Retour sur l’édition 2023 du Hellfest, une édition riche au long de quatre très denses journées. Un tour d’horizon loin des polémiques « nationales » qui ont émergé cette année, le fameux retour de manivelle attendu après quelques années de montée en charge unanime un brin suspecte. Un tour d’horizon sous forme d’abécédaire et au plus près du ressenti de nos deux envoyés spéciaux sur cette édition, et de celui d’une bonne partie des 60000 autres spectateurs journaliers avec lui.


A comme Années 80

Biberonné à la culture pop des années 80 et usant de l’imagerie de fluo en vogue à l’époque, Coheed et Cambria nous a offert un cocktail sucré et énergique pour affronter la chaleur de l’après-midi. Et ce joli moment de metal prog est rehaussé par la belle voix claire de Claudio Sanchez.

 

B comme Band

Le Band, le groupe, c’est un peu la base du rock. Et par extension celle du metal. Les artistes d’abord qui se construisent autour d’amitiés et parfois de vies en commun. Habiter dans la même piaule (Guns’n’Roses) ou partager la promiscuité dans le tour bus (Metallica) ce n’est pas rien. Full of Hell fait partie de ceux-là. On les sent soudés par le chaos et la rage de leur musique et il faut faire partie de la famille pour rester sous la tente. Un décapage garanti. Le Band c’est le public ensuite, le public qui mélange le groupe, la musique et une manière de vivre.
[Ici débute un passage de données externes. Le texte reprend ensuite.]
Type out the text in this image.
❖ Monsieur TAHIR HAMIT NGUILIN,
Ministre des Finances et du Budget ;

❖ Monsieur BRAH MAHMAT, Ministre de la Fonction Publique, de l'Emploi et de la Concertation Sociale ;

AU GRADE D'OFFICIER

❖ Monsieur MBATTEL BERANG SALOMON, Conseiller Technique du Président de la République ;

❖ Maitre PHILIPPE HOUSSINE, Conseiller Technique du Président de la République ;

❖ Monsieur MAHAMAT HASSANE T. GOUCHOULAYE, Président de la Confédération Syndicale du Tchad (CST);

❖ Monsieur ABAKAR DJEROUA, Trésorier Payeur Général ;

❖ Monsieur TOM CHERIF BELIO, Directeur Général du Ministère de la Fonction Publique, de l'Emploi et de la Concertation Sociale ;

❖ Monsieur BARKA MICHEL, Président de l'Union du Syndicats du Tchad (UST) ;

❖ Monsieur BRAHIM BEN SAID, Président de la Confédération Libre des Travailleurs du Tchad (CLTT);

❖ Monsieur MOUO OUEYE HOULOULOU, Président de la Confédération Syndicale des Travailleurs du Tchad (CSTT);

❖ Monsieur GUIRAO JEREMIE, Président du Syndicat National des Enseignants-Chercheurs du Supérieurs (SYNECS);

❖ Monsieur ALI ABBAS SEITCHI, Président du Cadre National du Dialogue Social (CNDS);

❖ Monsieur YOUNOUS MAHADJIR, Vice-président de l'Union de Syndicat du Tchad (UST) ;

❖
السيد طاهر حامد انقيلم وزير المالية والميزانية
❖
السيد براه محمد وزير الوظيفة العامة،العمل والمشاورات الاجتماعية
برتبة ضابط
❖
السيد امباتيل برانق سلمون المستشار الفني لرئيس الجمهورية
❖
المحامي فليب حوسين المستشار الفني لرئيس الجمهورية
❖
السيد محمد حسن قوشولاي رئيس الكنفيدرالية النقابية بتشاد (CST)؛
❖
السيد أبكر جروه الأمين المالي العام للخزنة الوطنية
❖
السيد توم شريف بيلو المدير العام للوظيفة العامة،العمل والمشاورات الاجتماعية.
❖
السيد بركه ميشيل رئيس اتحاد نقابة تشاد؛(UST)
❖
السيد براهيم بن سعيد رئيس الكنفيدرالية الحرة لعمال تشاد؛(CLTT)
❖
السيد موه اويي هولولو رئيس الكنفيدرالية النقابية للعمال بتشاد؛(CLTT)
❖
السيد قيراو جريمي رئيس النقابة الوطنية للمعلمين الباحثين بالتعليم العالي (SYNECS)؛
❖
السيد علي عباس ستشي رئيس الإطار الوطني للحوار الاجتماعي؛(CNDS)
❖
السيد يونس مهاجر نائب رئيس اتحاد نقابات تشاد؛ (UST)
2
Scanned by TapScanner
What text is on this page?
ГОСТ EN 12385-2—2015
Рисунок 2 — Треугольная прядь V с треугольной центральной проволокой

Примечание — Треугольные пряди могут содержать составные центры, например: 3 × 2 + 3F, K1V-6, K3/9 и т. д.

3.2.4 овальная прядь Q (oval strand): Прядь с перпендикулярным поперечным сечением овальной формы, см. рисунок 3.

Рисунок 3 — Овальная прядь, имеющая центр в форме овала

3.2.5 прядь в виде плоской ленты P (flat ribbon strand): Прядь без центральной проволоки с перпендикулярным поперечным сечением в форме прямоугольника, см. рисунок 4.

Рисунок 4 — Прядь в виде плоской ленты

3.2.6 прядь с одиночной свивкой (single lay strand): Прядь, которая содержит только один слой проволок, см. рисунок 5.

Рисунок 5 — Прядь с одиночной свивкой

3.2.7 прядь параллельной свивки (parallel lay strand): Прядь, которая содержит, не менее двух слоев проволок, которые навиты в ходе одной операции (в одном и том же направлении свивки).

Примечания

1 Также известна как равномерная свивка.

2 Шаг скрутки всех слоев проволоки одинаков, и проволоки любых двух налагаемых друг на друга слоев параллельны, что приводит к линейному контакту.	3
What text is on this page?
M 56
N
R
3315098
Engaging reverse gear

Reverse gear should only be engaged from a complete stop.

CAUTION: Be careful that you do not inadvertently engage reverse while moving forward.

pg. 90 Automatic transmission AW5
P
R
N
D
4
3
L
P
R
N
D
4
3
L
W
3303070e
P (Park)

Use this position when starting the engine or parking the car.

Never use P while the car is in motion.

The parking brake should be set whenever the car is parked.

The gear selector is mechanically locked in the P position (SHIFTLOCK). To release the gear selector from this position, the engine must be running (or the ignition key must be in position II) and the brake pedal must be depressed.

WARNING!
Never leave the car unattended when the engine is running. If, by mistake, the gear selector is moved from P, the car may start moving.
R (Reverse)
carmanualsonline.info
Dans un autre genre musical la KISS Army, illustre bien cette notion de Band.

 

C comme Chant

Alternant le gros son heavy et les mélodies aux accents progressifs, Alter Bridge a offert un des moments de grâce infernale de ce Hellfest 2023. Et la voix de Myles Kennedy a illuminé par son chant clair les refrains repris par la foule. C’est bien fait, c’est beau, tranquille et sauvage à la fois.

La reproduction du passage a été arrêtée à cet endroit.